HBO's 'The Night Of' Will Raise the Bar for NYC Crime Shows

John Turturro, Steve Zaillian, Richard Price, and Riz Ahmed explain why HBO's new show 'The Night Of' is so special.

by Christine Jun

We saw the North American pilot premiere of HBO’s outstanding new whodunnit miniseries The Night Of this week, and the episode made it easy to understand the term “golden age of TV”.

At the Q&A afterward, hosted by none other than Matt Zoller Seitz, series director Steve Zaillian, writer Richard Price, and co-stars John Turturro and Riz Ahmed described making their detective thriller in Manhattan and Queens. The show’s meticulous attention to New York detail and thrills could allow The Night Of to do for New York City what The Wire did for Baltimore — and yeah, we just brought up The Wire. Despite all those wannabe contenders out there like CSI and Law & Order, here are 5 reasons why The Night Of may just be the next great NYC-based show:

Yep, it was actually filmed entirely in New York City

At the screening, director Zaillian bragged: “We shot everything in New York. Every interior, every exterior, for 150 days. And it shows. You can’t fake it in Toronto. I’m really proud of that. I’m proud to have made a New York movie.” He then added: We shot everywhere. We shot at the courthouse. We shot at the prisons. We shot in the subway.”

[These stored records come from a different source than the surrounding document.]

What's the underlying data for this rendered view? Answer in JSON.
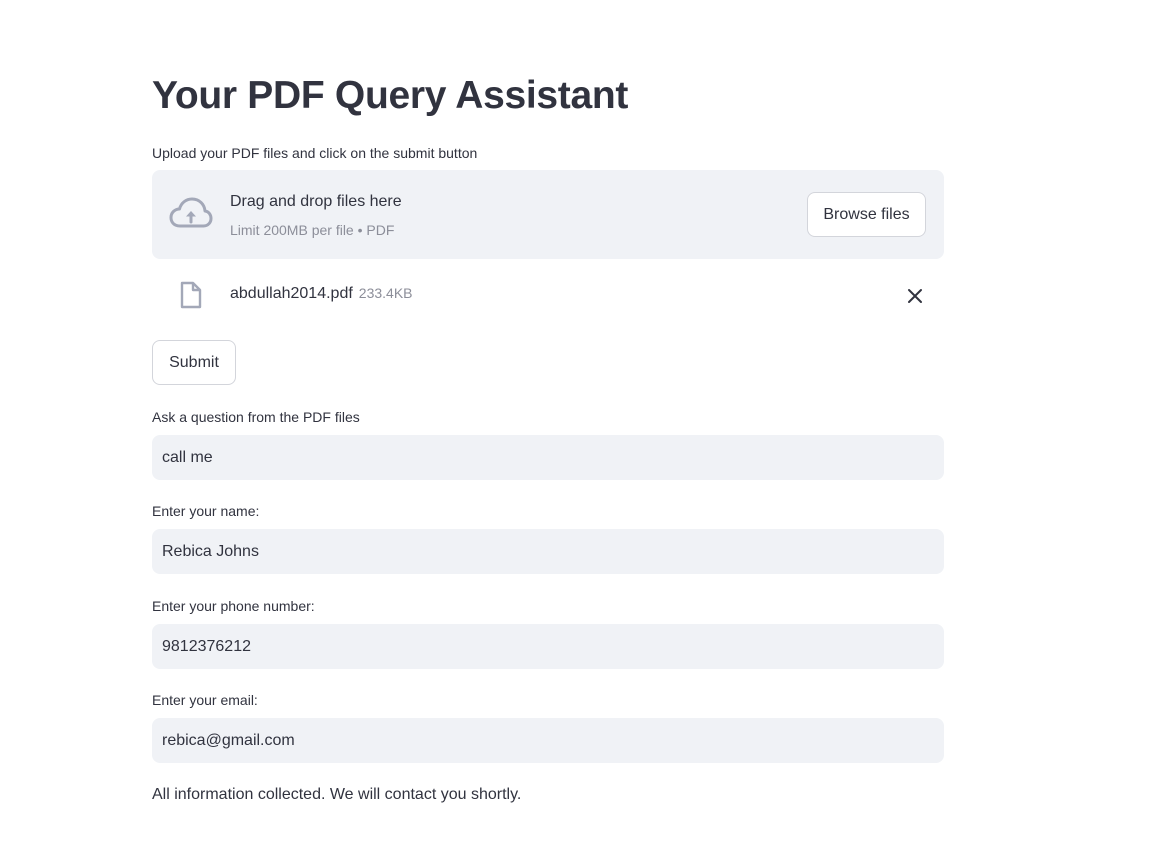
{
  "page": {
    "title": "Your PDF Query Assistant"
  },
  "uploader": {
    "label": "Upload your PDF files and click on the submit button",
    "drop_title": "Drag and drop files here",
    "drop_limit": "Limit 200MB per file • PDF",
    "browse_label": "Browse files",
    "file": {
      "name": "abdullah2014.pdf",
      "size": "233.4KB"
    }
  },
  "submit_label": "Submit",
  "question": {
    "label": "Ask a question from the PDF files",
    "value": "call me"
  },
  "name": {
    "label": "Enter your name:",
    "value": "Rebica Johns"
  },
  "phone": {
    "label": "Enter your phone number:",
    "value": "9812376212"
  },
  "email": {
    "label": "Enter your email:",
    "value": "rebica@gmail.com"
  },
  "status": "All information collected. We will contact you shortly.",
  "colors": {
    "text": "#31333f",
    "muted": "#8c8e99",
    "input_bg": "#f0f2f6",
    "icon": "#a3a8b8"
  }
}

Actor Ahmed, originally from the UK, also mentioned his research into his role as a Pakistani-American involving spending a good deal of time with locals in Queens: “It was indispensable for me.” Writer Price emphasized the authenticity of shooting on location in NYC, and not, say, Toronto: “The thing is, you can have all New York actors with the heaviest New York accents, and they’re drinking cwah-fee, but you see one bush, and you go, ‘Fuck, we’re in Canada.’ A bush will give you away.”

Nearly the entire cast is composed of authentic New Yorkers

The Night Of boasts a cast of 230 actors, almost all of whom hail originally from New York. Turturro, a lifelong New Yorker who plays a wisecracking lawyer suffering from a serious bout of foot eczema, commented: “It’s a vast city and there’s all kinds of people in New York. I always think that no one can be a real foreigner here. It’s a city of immigrants. There’s all kinds of different people, and they keep coming. Jackson Heights, for example, wasn’t like that when I grew up. Queens was completely different from the world that I grew up in… There’s more diversity in Queens than anywhere else in the United States.”

Through a South-Asian protagonist, it concerns itself with the immigrant experience and community in Jackson Heights, Queens

Apparently, the specific cultural strata of protagonist Ras (played by Riz Ahmed) and his family — which proves integral to the story — is the result of asking: “What would a New York cab driver look like?” Although The Night Of is originally based on a four-hour UK series called Criminal Justice, Price decided to change the main character’s ethnic background from white to South Asian. Price further explained: “At the beginning, Nas takes his father’s cab. In London, you’re going to have white guys driving cabs. You’re not going to find a white working class guy driving a cab [in NYC]. You’re going to find a Bangladeshi, a Pakistani, an Indian, or a West African. It had to be true to New York.”

It draws on a rich tradition of tense 70s New York films like ‘Taxi Driver’

The raw, urban ‘70s movie tied to life has a deep aesthetic influence on The Night Of. After referencing Serpico as a touchstone, Zaillan confirmed: “The movies of the ‘70s are my favorites…It was a conscious thing while we were making this film.” Price praised the “unvarnished rawness” of ‘70s cinematic visuals, mentioning Panic in Needle Park and Midnight Cowboy as examples: “Those are the movies that so excited me because you’re looking at something, and you want to jump up and say, ‘I know that! I know that guy! I know this corner! I know that slang!’”

Price also described the format of “the original Scorsese trinity of Raging Bull, Taxi Driver and Mean Streets” as “the highest compliment I could give to any story in any form,” then added, “I’m very happy to try it.” Turturro, a self-professed movie addict, also cited the acting quality in Dog Day Afternoon and (the original, hopefully) The Taking of Pelham 123 as his standard.

In exploring the criminal justice system, it also interweaves a detailed portrait of class, race, and urban politics

The Night Of offers a refreshingly un-glamorized presentation of people working and moving through the criminal justice system: struggling through security to a rather hilarious court trial. After he is sentenced to 3 years in prison, an African-American youth complains to the judge that the Wall Street type on trial before him was only given 18 months: “How come I can’t do time like the Jewish guy?”

Irately, the white male judge retorts: “You want Jew time? Do a Jew crime!” Price also pointed out the reality of the show’s routine, hurry-up-and-wait quality: “Being in the justice system, it’s like combat…95 percent boredom and 5 percent adrenaline dump…It’s a job just like any other.” Turturro also added: “There’s a lot of different worlds that you see. [Detective] Vox’s world, Nas’s world, his family, and the world of the prison, which is a whole different society.”